In a relationship, trust is an inherent expectation. Even in a trusting relationship, doubts can creep in: “Is he unfaithful or am I just being paranoid?” Your intuition serves as a powerful early warning system, signaling when something may be amiss in your relationship. When your partner’s behavior raises suspicions or they’ve been caught in a falsehood, your ongoing concerns about fidelity may very well be warranted. Your intuition may be urging you to feel anxious — yet, at times, that intuition can lead you astray.
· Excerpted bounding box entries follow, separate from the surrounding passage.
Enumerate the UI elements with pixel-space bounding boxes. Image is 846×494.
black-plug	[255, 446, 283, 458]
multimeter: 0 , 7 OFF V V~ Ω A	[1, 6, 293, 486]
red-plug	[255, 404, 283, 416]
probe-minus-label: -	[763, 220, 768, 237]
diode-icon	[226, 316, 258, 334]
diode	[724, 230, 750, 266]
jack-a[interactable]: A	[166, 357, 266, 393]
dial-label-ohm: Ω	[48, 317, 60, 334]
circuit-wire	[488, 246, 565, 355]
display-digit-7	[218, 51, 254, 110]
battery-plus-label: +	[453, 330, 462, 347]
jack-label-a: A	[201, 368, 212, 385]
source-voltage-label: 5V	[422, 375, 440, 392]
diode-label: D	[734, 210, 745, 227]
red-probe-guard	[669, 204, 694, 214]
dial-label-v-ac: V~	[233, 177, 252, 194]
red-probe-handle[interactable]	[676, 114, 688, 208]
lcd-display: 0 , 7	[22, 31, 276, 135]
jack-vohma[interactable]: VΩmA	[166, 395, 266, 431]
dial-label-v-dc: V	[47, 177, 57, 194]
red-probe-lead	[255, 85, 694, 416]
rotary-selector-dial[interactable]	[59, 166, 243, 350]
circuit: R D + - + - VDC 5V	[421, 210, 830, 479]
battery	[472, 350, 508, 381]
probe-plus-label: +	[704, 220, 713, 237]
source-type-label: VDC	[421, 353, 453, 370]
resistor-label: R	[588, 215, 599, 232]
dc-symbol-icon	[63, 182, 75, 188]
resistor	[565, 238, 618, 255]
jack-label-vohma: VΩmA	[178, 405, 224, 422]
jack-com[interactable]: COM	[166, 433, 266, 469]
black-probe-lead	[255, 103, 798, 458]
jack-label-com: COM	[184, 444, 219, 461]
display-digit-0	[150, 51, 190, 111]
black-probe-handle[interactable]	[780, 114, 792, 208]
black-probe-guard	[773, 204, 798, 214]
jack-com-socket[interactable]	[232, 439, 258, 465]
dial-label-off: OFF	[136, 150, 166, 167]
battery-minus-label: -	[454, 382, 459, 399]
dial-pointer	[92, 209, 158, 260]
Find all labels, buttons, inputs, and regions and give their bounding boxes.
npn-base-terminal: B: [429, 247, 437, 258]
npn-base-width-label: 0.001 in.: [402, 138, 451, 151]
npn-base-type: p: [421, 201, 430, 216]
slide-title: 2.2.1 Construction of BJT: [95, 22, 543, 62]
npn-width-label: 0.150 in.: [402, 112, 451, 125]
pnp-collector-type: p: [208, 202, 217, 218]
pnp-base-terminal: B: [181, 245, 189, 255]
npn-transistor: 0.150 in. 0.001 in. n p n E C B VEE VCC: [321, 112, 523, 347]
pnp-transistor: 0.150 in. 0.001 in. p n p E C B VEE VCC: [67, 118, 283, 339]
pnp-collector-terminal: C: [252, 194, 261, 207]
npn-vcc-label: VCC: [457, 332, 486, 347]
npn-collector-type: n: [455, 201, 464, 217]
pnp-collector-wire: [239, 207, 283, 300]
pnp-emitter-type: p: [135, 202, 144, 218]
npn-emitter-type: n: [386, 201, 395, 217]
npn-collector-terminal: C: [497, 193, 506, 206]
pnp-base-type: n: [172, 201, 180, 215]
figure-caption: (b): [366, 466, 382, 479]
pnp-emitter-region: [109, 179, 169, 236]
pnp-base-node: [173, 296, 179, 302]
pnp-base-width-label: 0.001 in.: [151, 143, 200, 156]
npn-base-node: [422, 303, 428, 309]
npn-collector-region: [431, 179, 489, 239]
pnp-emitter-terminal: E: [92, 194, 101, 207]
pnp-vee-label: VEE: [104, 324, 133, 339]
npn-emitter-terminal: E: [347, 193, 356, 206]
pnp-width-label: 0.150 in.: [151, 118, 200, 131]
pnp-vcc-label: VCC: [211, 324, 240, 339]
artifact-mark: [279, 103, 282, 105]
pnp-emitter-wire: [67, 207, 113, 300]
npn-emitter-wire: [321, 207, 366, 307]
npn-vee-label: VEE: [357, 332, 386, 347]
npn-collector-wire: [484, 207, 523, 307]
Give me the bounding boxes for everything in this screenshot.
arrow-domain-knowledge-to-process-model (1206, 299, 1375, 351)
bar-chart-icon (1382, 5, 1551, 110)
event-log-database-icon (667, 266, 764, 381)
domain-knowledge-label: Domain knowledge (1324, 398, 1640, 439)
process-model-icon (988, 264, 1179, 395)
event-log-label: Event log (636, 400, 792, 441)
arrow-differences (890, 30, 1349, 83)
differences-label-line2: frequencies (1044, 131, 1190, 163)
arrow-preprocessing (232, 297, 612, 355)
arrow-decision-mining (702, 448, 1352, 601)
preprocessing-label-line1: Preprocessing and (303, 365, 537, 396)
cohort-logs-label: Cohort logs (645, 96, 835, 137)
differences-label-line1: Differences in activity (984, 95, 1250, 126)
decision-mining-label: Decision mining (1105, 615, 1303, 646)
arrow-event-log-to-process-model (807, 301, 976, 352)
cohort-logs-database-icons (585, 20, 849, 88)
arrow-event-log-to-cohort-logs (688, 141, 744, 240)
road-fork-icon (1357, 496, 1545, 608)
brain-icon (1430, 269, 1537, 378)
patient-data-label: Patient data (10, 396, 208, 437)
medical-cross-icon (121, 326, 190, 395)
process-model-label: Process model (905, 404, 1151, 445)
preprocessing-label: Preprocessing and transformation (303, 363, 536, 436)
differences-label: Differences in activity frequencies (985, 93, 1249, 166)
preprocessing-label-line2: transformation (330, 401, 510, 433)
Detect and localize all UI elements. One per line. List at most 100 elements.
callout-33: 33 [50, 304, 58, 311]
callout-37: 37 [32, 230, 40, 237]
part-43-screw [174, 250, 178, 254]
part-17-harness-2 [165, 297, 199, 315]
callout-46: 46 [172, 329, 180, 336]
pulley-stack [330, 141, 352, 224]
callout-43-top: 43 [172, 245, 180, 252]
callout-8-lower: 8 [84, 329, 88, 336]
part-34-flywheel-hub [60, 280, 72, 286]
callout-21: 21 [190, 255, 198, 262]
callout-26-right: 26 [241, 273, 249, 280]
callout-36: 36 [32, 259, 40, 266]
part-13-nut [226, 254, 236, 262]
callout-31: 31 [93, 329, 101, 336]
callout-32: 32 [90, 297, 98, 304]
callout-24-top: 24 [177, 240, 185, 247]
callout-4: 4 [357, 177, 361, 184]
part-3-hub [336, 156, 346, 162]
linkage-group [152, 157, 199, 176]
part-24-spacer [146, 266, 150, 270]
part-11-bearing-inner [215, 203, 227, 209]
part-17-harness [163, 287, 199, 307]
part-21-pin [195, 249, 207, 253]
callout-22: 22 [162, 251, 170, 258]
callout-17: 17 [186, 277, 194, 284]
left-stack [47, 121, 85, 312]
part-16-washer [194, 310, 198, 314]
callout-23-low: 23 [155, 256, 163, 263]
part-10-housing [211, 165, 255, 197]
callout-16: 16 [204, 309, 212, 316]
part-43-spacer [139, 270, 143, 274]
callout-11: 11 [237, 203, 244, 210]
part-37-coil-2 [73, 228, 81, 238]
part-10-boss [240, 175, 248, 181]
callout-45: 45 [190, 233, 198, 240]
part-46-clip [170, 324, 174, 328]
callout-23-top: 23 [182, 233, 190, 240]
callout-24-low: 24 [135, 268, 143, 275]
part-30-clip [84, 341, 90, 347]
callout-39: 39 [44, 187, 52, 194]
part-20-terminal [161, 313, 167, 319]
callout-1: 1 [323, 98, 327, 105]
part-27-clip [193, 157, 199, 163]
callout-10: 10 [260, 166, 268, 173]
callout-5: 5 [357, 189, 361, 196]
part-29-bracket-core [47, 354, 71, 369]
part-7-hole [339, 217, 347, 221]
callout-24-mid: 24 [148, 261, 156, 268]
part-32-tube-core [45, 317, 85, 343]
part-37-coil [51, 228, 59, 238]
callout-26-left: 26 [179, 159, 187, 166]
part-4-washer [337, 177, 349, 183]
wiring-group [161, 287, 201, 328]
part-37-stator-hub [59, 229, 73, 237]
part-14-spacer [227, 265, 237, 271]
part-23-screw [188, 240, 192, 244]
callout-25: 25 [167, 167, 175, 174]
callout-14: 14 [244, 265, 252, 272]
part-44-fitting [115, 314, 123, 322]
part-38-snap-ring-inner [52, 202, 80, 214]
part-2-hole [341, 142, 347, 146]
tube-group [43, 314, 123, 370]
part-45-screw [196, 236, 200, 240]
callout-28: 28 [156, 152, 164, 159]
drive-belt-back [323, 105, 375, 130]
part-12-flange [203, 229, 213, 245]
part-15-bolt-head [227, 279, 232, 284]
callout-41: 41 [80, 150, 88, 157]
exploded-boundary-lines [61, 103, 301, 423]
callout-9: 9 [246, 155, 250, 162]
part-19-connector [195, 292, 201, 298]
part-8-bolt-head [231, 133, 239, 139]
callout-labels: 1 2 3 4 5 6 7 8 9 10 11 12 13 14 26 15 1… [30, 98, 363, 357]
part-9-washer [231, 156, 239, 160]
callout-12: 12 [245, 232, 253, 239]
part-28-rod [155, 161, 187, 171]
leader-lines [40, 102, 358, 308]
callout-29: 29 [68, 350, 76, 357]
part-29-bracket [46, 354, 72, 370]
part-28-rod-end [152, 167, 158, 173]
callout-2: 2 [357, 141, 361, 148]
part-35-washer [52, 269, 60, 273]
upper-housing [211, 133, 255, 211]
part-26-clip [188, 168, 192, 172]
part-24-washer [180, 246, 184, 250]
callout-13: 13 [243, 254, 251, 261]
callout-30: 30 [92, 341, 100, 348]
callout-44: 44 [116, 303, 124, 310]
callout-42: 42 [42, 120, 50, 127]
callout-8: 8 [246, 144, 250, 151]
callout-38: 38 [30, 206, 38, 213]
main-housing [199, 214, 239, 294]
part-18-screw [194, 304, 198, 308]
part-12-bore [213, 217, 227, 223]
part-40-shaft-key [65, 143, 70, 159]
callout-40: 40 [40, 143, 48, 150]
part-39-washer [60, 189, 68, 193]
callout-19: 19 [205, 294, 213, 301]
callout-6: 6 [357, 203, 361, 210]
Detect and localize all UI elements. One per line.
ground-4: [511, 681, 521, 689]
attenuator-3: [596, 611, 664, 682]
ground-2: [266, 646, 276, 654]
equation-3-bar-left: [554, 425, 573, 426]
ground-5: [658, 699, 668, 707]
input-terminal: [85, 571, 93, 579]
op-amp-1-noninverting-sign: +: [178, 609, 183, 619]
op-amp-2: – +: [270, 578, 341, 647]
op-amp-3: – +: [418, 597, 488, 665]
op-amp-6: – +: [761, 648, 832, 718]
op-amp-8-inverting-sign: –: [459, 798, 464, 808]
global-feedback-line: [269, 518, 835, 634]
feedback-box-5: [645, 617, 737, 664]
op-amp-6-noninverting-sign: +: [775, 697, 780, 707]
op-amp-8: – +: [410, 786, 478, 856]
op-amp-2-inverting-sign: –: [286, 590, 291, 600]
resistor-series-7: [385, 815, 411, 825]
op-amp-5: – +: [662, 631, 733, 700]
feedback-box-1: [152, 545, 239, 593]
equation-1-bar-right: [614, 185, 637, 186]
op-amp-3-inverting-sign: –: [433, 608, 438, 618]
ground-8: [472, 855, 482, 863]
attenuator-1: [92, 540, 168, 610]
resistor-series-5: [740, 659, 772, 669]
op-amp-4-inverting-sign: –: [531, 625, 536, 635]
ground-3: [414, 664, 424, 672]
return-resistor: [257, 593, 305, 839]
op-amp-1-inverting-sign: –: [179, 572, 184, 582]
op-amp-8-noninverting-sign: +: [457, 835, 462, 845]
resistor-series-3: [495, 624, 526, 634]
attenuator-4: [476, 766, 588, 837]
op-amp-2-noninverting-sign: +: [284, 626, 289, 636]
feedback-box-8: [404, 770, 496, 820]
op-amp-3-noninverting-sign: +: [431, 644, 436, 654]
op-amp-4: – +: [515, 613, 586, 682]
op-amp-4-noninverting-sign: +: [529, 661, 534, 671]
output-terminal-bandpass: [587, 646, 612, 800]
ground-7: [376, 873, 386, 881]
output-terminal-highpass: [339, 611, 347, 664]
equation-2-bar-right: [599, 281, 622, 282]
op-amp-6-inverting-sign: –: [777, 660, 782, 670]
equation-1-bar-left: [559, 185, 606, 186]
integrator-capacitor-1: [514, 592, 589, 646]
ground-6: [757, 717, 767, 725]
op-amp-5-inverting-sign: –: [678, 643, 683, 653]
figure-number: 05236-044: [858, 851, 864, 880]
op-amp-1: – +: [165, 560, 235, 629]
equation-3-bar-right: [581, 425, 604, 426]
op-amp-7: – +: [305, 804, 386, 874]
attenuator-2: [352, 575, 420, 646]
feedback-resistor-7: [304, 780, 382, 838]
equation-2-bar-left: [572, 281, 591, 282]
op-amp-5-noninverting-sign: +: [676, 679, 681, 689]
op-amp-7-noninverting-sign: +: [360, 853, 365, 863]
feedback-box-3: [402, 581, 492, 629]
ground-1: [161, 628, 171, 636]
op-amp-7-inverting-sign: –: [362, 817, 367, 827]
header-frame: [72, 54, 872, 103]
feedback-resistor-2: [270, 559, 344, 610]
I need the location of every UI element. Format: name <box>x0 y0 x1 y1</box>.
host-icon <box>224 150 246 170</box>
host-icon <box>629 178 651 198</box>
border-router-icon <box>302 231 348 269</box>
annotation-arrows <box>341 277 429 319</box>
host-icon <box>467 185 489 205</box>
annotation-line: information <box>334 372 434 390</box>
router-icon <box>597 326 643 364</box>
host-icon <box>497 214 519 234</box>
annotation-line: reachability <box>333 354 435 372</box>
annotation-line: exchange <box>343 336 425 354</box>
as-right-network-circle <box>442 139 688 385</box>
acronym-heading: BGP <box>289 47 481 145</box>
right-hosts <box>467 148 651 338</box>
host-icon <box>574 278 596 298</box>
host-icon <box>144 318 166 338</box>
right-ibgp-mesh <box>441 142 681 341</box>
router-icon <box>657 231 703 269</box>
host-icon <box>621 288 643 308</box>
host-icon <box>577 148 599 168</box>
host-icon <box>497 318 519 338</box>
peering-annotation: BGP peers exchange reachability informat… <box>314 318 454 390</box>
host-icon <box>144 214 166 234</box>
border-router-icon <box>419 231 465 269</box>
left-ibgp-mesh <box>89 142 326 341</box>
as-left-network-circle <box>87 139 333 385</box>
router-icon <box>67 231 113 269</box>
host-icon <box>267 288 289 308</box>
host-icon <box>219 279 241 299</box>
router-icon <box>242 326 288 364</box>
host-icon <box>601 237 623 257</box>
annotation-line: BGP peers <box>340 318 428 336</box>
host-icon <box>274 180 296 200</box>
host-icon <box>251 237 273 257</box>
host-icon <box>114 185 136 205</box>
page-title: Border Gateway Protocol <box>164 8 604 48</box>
“Your intuition can be trustworthy at times, but it’s not infallible,” says Kerri-Anne Brown, a licensed mental health counselor and founder of Healing with Wisdom, in an interview with Elite Daily. “Perceptions can be misleading; therefore, during moments of uncertainty, it is crucial to express your concerns and the reasons behind them with clarity.” Instincts may lack nuance; therefore, while relying on your gut feeling is often beneficial, it’s important to balance it with careful consideration.

As the unsettling feeling of suspicion begins to creep in regarding your partner’s honesty, it’s crucial to pause and reflect on any external factors that might be influencing your perception of the relationship — factors that may not equate to infidelity. If you often catch yourself questioning, “Why do I feel so anxious about my boyfriend being unfaithful?,” consider these five possible reasons behind your relationship worries.
Insecurity Can Fuel Paranoia About Infidelity. Have recent events in your life impacted your self-assurance? “Insecurity can undoubtedly lead to feelings of paranoia,” affirms Brown. In moments of sadness, even the slightest hint of discord in your relationship can trigger unnecessary worries, despite everything being perfectly fine in reality.

Change: Navigating the Fear and Regaining Control This encompasses a range of challenges, including health problems, job loss, or the passing of a loved one. “Various elements may diminish your feeling of inner balance.” “That can influence your overall confidence in a relationship,” states Winter.